Inequalities in Oral Health among Older Brazilians: A Cross-Sectional Analysis of a National Survey

Rosana Leal do Prado, Cléa Adas Saliba Garbin, Suzely Adas Saliba Moimaz, Nemre Adas Saliba


Objective: To investigate the association of tooth loss and periodontal disease with socioeconomic and demographic factors, the need for and use of health services, and the effect of oral health on the daily lives of older Brazilians. Material and Methods: We abstracted data from a nation-wide, representative, cross-sectional survey of 7619 Brazilians aged between 65 to 74 years. Poisson regression models were created to investigate associations between oral diseases and income, education level, gender, ethnicity, region of residence, and use of dental services; statistical significance was set at 5%. Results: The mean age of the 7619 subjects studied was 69 years (95% Confidence Interval, 68.9–69.1); 61.9% were women.
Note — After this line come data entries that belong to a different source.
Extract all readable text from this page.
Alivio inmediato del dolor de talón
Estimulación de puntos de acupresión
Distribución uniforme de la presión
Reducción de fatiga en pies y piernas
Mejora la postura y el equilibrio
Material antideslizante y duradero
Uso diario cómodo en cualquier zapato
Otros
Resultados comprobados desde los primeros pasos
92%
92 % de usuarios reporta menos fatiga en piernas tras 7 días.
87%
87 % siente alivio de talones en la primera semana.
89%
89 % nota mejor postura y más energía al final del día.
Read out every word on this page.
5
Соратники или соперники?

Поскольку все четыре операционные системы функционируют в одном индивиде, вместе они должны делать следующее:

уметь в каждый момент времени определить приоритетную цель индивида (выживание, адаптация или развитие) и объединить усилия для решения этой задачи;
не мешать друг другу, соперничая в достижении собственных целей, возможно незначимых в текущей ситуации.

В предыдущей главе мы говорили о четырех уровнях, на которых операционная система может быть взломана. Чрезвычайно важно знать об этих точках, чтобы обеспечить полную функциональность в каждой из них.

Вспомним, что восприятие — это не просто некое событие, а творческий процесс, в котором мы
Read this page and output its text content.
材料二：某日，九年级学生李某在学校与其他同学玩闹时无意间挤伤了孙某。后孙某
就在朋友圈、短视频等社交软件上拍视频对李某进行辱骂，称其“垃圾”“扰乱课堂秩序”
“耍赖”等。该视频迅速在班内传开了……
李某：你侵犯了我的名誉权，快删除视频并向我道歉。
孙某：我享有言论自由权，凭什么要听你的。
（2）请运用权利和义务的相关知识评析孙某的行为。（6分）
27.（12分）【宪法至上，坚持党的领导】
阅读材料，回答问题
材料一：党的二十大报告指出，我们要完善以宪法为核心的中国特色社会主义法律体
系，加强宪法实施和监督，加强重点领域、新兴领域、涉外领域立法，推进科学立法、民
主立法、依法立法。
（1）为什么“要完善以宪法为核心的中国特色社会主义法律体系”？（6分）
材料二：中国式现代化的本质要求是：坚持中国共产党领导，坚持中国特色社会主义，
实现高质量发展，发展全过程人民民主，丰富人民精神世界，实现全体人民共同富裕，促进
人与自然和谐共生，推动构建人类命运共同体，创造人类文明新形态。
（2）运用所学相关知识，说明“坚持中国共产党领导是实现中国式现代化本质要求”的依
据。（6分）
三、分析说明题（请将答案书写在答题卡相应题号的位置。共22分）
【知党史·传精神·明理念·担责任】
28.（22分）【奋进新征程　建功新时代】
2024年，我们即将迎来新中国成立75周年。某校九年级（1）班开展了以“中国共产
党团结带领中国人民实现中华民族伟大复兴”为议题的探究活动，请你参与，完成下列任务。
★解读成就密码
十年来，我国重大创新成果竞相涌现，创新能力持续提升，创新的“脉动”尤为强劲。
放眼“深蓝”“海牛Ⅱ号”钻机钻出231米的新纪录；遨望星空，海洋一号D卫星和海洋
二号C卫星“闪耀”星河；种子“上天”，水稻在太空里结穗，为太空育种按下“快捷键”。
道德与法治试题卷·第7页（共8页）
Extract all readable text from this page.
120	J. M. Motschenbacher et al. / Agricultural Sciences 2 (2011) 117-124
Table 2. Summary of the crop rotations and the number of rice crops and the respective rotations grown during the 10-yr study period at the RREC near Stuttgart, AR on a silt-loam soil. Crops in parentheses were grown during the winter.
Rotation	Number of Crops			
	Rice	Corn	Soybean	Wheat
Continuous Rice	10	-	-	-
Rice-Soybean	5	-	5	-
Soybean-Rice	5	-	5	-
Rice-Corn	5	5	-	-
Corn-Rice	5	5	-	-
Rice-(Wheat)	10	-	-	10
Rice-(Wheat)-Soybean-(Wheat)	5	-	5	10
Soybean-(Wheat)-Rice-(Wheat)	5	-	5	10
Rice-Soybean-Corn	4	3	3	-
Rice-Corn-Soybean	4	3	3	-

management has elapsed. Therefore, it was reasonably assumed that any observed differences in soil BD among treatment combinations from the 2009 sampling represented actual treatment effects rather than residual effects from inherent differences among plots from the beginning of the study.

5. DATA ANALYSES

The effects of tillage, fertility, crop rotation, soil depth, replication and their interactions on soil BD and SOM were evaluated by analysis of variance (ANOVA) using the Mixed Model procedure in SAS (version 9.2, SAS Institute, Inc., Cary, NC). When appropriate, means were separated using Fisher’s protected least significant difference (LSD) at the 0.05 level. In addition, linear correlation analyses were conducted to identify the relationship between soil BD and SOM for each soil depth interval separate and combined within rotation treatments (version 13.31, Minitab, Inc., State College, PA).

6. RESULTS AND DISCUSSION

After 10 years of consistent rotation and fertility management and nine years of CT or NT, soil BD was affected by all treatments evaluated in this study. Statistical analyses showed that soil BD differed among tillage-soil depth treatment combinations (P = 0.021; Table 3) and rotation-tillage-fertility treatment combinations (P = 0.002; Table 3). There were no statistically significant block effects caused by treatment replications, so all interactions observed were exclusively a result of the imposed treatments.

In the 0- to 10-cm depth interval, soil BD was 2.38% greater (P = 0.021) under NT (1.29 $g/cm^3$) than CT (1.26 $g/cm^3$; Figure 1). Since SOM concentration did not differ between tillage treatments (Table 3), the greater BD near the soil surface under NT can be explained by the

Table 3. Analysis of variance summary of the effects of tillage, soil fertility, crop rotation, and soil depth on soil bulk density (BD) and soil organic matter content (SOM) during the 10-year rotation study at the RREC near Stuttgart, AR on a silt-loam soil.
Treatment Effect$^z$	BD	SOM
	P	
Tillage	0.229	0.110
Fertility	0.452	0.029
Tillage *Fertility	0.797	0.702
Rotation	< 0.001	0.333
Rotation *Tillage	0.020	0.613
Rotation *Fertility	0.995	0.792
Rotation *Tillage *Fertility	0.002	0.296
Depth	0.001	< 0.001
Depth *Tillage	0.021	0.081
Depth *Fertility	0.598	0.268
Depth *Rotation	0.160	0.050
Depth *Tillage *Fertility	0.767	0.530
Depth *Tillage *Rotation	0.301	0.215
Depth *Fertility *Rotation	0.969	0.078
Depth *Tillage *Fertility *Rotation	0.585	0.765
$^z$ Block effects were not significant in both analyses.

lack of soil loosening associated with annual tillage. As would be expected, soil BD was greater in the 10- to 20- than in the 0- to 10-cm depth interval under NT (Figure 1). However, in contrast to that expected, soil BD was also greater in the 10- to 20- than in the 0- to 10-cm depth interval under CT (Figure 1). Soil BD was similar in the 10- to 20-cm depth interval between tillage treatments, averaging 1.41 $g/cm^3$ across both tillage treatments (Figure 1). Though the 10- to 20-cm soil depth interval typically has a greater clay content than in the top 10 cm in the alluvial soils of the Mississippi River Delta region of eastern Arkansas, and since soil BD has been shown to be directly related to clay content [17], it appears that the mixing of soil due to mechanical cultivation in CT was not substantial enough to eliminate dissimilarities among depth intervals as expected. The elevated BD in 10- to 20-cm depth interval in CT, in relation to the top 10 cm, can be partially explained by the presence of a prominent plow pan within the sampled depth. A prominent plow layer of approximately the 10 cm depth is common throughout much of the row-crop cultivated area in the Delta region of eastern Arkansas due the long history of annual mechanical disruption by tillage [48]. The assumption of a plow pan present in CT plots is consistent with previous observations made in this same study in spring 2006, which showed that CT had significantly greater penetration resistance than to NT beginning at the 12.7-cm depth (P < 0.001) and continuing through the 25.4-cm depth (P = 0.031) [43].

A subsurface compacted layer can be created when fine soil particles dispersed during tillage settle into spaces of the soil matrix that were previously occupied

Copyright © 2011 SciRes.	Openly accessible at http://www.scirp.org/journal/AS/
Regarding ethnicity, 46.95% were White, 38.90% were Brown, 11.54% were Black and 2.53% belonged to other ethnic groups. Bleeding on probing or dental calculus was present in 26.67% of subjects, whereas LOA was present in 87.27%. The loss of at least one tooth was observed in 48.90% of subjects, while 47.03% were completely edentulous. Low educational status increased the prevalence ratio (PR) of all diseases (loss of attachment, PR=5.54; bleeding on probing, PR=3.93; tooth loss, PR=2.24; edentulousness, PR=3.34). The prevalence of tooth loss was 2.58 times higher in subjects who reported a monthly income of less than 301 USD. The effect on daily life was occasionally a protective factor and occasionally increased the likelihoods of diseases. Conclusion: These findings substantiate the association of socioeconomic conditions, demographic features, and use of dental services with bleeding on probing, presence of dental calculus, loss of periodontal attachment, tooth loss, and edentulousness among older Brazilian subjects.


Oral Health; Health Status Disparities; Socioeconomic Factors; Tooth Loss.